The study indicated a fair agreement between results of the VI and PCR, although virus could not be isolated from all PCR-positive samples (n = 69). These results support those of other workers (Awad et al. 2010; Tuppurainen et al. 2005), who reported that the PCR was more sensitive and accurate. The large proportion of positive samples in PCR tests may be related to the assay’s ability to detect LSDV DNA in blood and skin biopsies for a longer period than VI (Tuppurainen et al. 2005). Further, the PCR can detect low genome copies of the pathogen even in the dead state, its rapidity and relative ease of analysis and interpretation (Al-Salihi 2014; Awad et al. 2010).

The role of water buffalo in the epidemiology of LSD remains unclear in Egypt. Evidence of natural infection with LSDV in buffalo has been reported in Egypt (El-Tholoth & El-Kenawy 2016; Sharawi & El-Rahim 2014). In this study, serum samples were collected from cattle and buffalo, and the LSDV intra-herd antibody prevalence was estimated using the NI method. A higher prevalence in cattle was reported by House et al. (1990). The findings also indicate that NI is a valuable diagnostic tool for LSD seroprevalence studies (OIE 2010).

In a previous study, Fagbo et al. (2014) indicated that 5 of 66 buffaloes tested positive for LSDV antibodies with low titres using a serum neutralisation test. In another study (Barnard 1997), no LSDV antibodies were detected in 15 buffaloes from South Africa. Taking into consideration the failure to detect LSDV in buffaloes using VI and PCR and the failure to detect antibody in most cases except in some with poor seroconversion, suggests that the Egyptian water buffalo is not susceptible to LSDV and may serve as an accidental non-adapted host. On the contrary, the low proportion of positive buffalo sera could be false due to unknown specificity of the test and is supported by the fact that the skin nodules were negative for LSDV.

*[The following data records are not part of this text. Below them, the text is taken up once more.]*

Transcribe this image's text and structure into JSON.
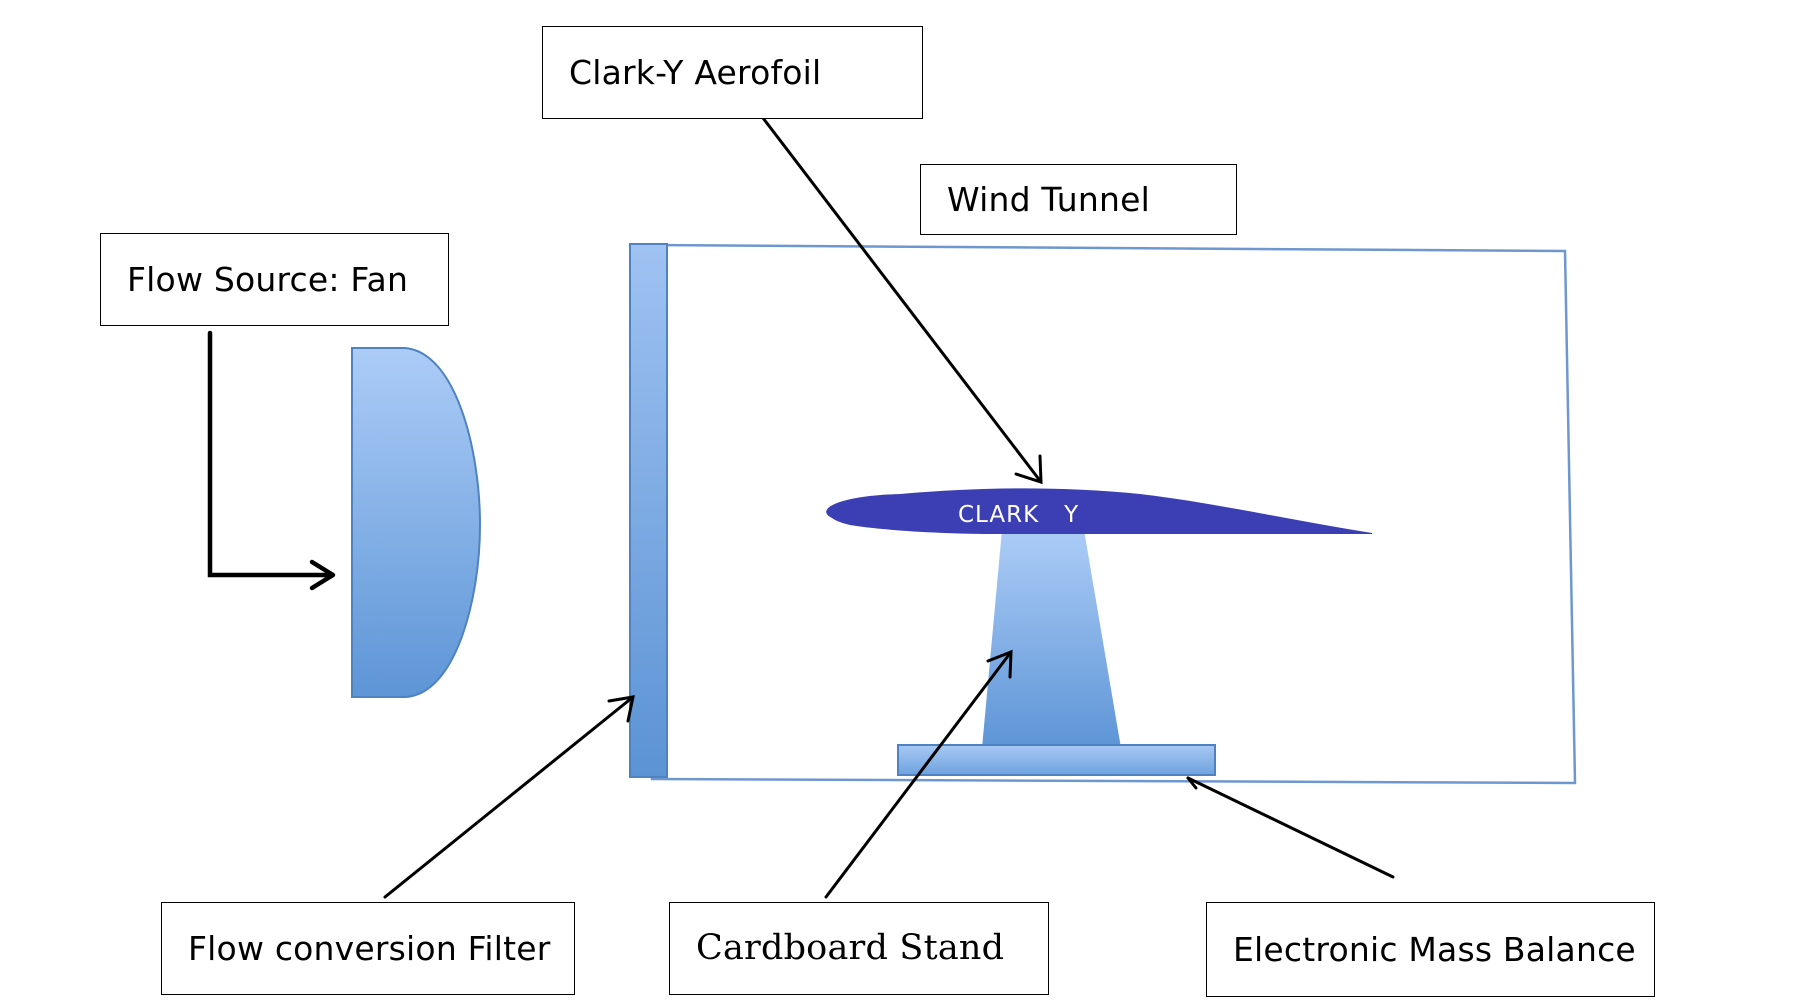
{
  "labels": {
    "clark_y_aerofoil": "Clark-Y Aerofoil",
    "wind_tunnel": "Wind Tunnel",
    "flow_source_fan": "Flow Source: Fan",
    "flow_conversion_filter": "Flow conversion Filter",
    "cardboard_stand": "Cardboard Stand",
    "electronic_mass_balance": "Electronic Mass Balance"
  },
  "aerofoil_text": "CLARK   Y",
  "colors": {
    "fan_light": "#a9c9f6",
    "fan_dark": "#5f97d8",
    "fan_stroke": "#4f82c0",
    "aerofoil_fill": "#3c3fb3",
    "tunnel_stroke": "#6f97cf",
    "label_border": "#000000",
    "arrow": "#000000"
  }
}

House et al. (1990) reported that only cattle developed LSD, whereas sheep, goats and water buffalo appeared clinically healthy during the LSD outbreak in Ismailia in 1988. Moreover, LSD has been recorded only in cattle at Ismailia abattoir, Egypt, and was never recorded in buffaloes and cattle calves (Ahmed & Dessouki 2013).

Determining the true exposure status of naturally infected animals is often difficult because of several factors affecting the performance of serological tests for capripoxviruses such as past infection and vaccination history (Fagbo et al. 2014). Recently, molecular diagnosis of LSDV was documented from naturally infected water buffalo in Egypt (El-Nahas et al. 2011; Sharawi & El-Rahim 2014). However, the PCR assays used in the studies were not able to distinguish between different capripoxviruses. This conclusion is supported by an earlier study (Greta et al. 1992) which reported a capripox disease in Arabian oryx. It is thought that the cause of infection was because of related capripoxviruses rather than LSDV. Due to the small number of buffaloes studied in this study, the potential role of this species in the epidemiology of LSD in Egypt cannot be confirmed and further large-scale molecular-based surveillance is required to determine the susceptibility of buffalo to LSDV infection.

Conclusion

LSD is an important disease in cattle, which is still the main natural host, even if the observed clinical form in this study was less severe. Egyptian buffaloes are likely to be more resistant. Nevertheless, in light of evidence for the presence of capripoxviruses having been found in water buffaloes, their potential role in the epidemiology of LSD may warrant further studies.